『マリスコス・ビーチ』出演のジルベール・メルキにインタビュー!
100%ハッピーなコメディ・ミュージカル『 Crustaces et coquillages / マリスコス・ビーチ 』。ある家族の海辺でのバカンスは、一見何の変哲もない夏休みの一ページのよう・・。しかし、妻ベアトリスが息子リシャールを「ゲイでは?」と疑ったことをきっかけに次から次へと起こる家族内のカミングアウト!妻は、浮気、息子はゲイ?、実は夫がゲイ?、娘は彼氏とどこかへ消えてしまって・・。予測不可能なストーリー展開は、家庭崩壊へ向かっていく様相なのにその語り口は実に楽観的。そして、最高にハッピーなラストへと走りぬけていく。
今回、7年前に『原色パリ図鑑/ Would I Lie To You? 』で日本を訪れてから2度目の来日となる夫役マルクを演じたジルベール・メルキ( Gilbert Melki )に話を聞いた。
------Q:脚本を読んだ感想を聞かせてください。
「大笑いしました。今回私はホモ役を演じることになりましたが、ヘテオセクシャルである私にこのような役を与えることに初めは不思議な気持ちでした。ですが、このような奇妙な役を私が演じると言うことを監督自身が楽しんでいたのではないかと思います。この作品は色々な要素が含まれています。性的な話、楽しみ、そしてそれ以上に「快楽」が作品の全てににじみでています。セクシュアリティ、恋愛、バカンス、とにかく色々な要素がこの作品には含まれています。」
------Q:作中では堅実な夫であり2人の子供の父であり、ホモセクシュアルをカミングアウトもします。監督からの要求の多いこの役を演じることは難しいのではと思いますが。

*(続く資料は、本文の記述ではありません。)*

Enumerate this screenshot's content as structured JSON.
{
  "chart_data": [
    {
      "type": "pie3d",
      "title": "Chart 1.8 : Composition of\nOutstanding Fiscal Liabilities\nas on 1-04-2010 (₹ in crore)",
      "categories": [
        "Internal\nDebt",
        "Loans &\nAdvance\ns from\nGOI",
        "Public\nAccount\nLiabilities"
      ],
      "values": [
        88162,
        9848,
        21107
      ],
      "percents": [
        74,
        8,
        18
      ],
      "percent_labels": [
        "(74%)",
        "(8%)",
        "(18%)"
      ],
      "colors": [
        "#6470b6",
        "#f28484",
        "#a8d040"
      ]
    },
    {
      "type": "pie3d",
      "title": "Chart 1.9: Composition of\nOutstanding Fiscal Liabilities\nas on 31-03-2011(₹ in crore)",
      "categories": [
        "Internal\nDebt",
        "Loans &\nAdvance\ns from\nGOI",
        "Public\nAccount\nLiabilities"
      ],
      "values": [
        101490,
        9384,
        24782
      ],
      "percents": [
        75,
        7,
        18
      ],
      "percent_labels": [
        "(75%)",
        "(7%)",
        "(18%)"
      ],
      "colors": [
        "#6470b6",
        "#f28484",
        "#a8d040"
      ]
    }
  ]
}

メルキ「難しいというよりは、逆にいろいろな面を演じ分けるのが楽しいんです。一つ一つを楽しんで演じました。」
------Q:俳優として今は充実されているのですね。
「パリに帰ったら、日本では上映されるのか分かりませんが、ルカ・ベルボー( Lucas Belvaux )という監督のドミニク・ブラン( Dominique Blanc )の出る『トリロジー』の撮影が決まっています。それから、エマニュエル・キュロー( Emmanuelle Cuau )監督のカトリーヌ・フロー( Catherine Frot )出演の作品、クレール・シモン( Claire Simon )の作品などが決まっています。コメディ作品と作家主義の作品に出演が決まっています。そうですね、俳優としては文句なく非常に順調です。」
------Q:妻ベアトリス役のヴァレルア・ブルーニ・テデスキ( Valeria Bruni-Tedeschi )について、共演した感想は?
「撮影入ってすぐに彼女の夫役であるという気持ちになりました。それは二人ともイタリア語を話すと言う共通点があったからでしょうね。」
------Q:共同監督のオリヴィエ・デュカステル( Olivier Ducastel )、ジャック・マルティノー( Jacques Martineau )について聞かせてください。
「オリビエがフレームや照明について撮影監督に指示をし、演出をする、ジャックは脚本やセリフについてのことをするんだ。まさに静と動、まったく対照的な二人だよ。」
最後に日本のフランス映画ファンへのメッセージをお願いすると、「日本の映画ファンはいろいろなジャンルの作品を観ているよね。フランス映画をもっと好きになって欲しい。私も昔の日本のヤクザ映画や今村昌平監督、北野武監督の作品をよく観ているよ。」と穏やかな口調で話してくれた。今俳優として”文句なく充実している”との発言からも分かるとおり、出演作が今後目白押しである。メルキ本人からも余裕と自信のなせるオーラと、男の色香が感じられ、このあとの動きが楽しみな俳優が持つ独特のブレイク前夜の香りがした。